Деваться было некуда, поперли мы на это поле, лучше было помереть, чем сдаваться. Мы все-таки прошли это поле, проползли, вынюхивая землю и чувствуя затылками сотрясение воздуха от пролетавших низко разрывных пуль. Но в конце концов Читальный, огромный и сильный Читальный, по прозвищу ЧТЗ, наш основной добытчик, задел антенну немецкой прыгучей мины. Такие мины стоглазые, они всех высмотрят с высоты. Они выщелкиваются из скрытых в земле стаканов, взлетают вверх стальными лягушками и лупят по всему, что внизу, тремя сотнями шрапнельных шариков. В воронке от шпрингмины не спасешься. «S» – так эту мину обозначили немцы, по первой букве названия, и наши саперы ее тоже на «С» звали, только похлеще, совершенно нетехническим термином.

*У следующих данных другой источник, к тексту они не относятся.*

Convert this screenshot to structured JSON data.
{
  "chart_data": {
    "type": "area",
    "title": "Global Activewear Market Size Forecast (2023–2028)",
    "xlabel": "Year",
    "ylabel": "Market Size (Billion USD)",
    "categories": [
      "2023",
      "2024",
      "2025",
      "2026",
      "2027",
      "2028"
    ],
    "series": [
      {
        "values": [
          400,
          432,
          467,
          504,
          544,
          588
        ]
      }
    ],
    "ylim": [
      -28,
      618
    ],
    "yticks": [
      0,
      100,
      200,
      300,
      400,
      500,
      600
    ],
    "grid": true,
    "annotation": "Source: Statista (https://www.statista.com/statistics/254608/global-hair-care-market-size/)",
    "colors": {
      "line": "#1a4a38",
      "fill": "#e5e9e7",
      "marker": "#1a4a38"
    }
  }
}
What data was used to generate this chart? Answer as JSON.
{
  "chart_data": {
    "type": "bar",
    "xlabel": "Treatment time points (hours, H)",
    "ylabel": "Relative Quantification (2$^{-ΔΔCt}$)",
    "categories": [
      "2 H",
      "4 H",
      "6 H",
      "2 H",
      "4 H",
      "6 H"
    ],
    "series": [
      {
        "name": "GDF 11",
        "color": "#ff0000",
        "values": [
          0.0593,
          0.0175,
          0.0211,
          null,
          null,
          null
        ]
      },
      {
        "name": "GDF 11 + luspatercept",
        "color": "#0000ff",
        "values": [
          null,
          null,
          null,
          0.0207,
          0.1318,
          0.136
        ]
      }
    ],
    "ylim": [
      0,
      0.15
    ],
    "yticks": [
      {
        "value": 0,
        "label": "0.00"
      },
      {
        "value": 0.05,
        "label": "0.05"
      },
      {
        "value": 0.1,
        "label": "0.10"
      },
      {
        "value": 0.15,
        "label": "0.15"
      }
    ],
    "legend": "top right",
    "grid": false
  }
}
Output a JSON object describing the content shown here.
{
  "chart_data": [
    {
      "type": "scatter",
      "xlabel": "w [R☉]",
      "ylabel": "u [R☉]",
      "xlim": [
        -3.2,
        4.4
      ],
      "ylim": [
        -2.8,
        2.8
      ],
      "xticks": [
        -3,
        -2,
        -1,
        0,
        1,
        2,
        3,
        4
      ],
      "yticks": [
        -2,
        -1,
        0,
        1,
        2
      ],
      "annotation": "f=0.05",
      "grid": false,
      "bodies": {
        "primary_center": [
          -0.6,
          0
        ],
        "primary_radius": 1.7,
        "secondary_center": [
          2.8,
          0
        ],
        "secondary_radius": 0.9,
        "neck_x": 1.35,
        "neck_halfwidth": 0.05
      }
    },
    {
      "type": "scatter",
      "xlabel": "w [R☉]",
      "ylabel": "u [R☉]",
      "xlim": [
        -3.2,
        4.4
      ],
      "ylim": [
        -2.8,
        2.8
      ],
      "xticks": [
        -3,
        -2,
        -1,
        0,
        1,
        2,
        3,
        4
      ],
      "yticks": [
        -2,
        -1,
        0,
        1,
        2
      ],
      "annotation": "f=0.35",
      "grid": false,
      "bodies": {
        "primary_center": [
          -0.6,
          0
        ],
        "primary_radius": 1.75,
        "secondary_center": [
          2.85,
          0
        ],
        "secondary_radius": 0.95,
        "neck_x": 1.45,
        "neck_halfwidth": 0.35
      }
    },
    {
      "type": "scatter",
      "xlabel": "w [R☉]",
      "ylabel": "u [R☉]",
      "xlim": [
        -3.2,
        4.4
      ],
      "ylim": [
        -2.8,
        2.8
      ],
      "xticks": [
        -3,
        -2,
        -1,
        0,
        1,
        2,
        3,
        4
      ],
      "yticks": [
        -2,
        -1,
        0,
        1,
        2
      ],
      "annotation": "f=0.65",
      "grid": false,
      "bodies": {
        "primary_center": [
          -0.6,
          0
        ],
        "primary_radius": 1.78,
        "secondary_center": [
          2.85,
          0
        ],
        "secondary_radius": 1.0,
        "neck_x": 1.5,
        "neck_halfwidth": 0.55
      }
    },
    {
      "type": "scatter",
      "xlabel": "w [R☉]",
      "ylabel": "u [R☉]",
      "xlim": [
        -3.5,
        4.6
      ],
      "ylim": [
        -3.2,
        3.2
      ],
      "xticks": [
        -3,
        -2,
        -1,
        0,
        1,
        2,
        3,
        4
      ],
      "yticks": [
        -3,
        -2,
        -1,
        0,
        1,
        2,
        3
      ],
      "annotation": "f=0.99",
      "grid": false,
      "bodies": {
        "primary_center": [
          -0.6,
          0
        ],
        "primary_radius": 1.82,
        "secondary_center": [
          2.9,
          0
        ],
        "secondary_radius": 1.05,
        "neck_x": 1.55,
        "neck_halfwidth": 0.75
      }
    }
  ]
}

Чудно ударила эта мина, взлетев из-под руки ЧТЗ: сам Читальный, у которого «лягушка» разорвалась над головой, отделался двумя пустячными дырочками – видно, в мертвой зоне оказался, – а Кукаркина, весельчака, ползшего в двадцати метрах от ЧТЗ, на месте убило, в сердце и в голову, двумя смертями; он умер в долю секунды. Меня тоже чиркнуло сверху, и я сразу не понял, в чем дело, думал, так, ерунда, по касательной задело, а вышло, что осколки оказались в животе, да и еще рукам-ногам досталось.
Вот они какие, шпрингминен, изобретение немецкого технического гения. Ждешь слева, а бьют справа. И главное, я в этот момент в одиночную ячейку как раз ввалился и думал, что в полной безопасности… Лежал пузом к земле и переводил дыхание, почти как дома.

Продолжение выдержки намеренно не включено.